The metal you choose to symbolize your marriage has some amazing beginnings. Johnson Matthey, one of the world’s largest platinum producers, gives us a little history: When the Spaniards searched for gold in the New World, they found a strange white metal. Unaware of its potential, they hurled the ore into nearby rivers, hoping that in time, the rocks would “mature” into gold. Calling it “platina,” or “little silver,” the prospectors did not realize that the very rocks they threw away contained an element that was more precious and rare than the metal that drove their ambitions.
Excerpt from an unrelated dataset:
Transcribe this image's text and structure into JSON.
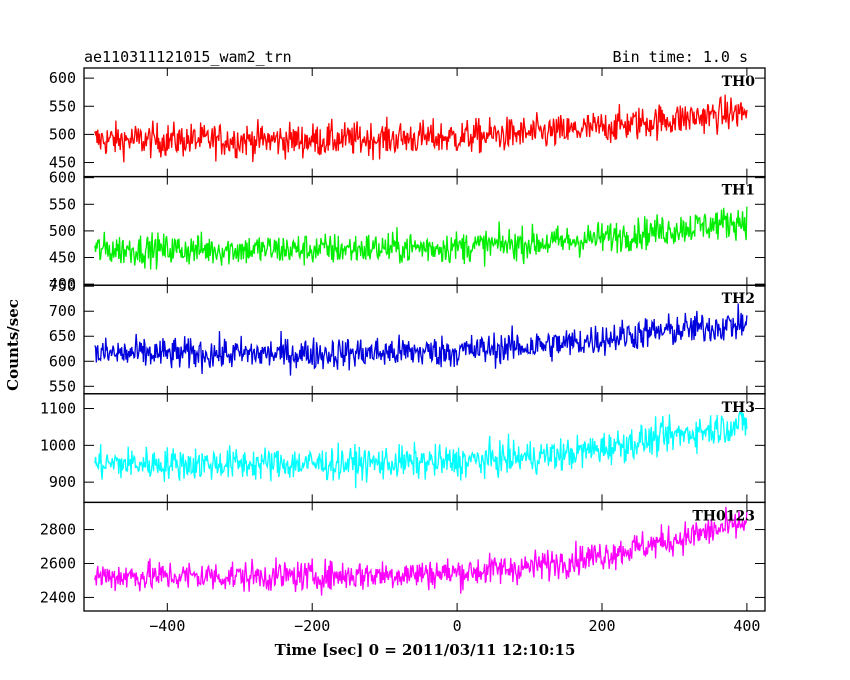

If translated into numbers, platinum—for all of its known deposits—is considerably more rare than gold and is the rarest metal of all. And it is, truly, a gift from the heavens. Found in just a few known regions of the world, including Russia and South Africa, platinum has also been discovered in heavy concentrations in meteorites- first reported in F. G. Hawley’s research papers, published in 1939. Yes, the precious metal that graces your beloved engagement ring is a celestial metal with incomparable qualities of strength, purity and durability.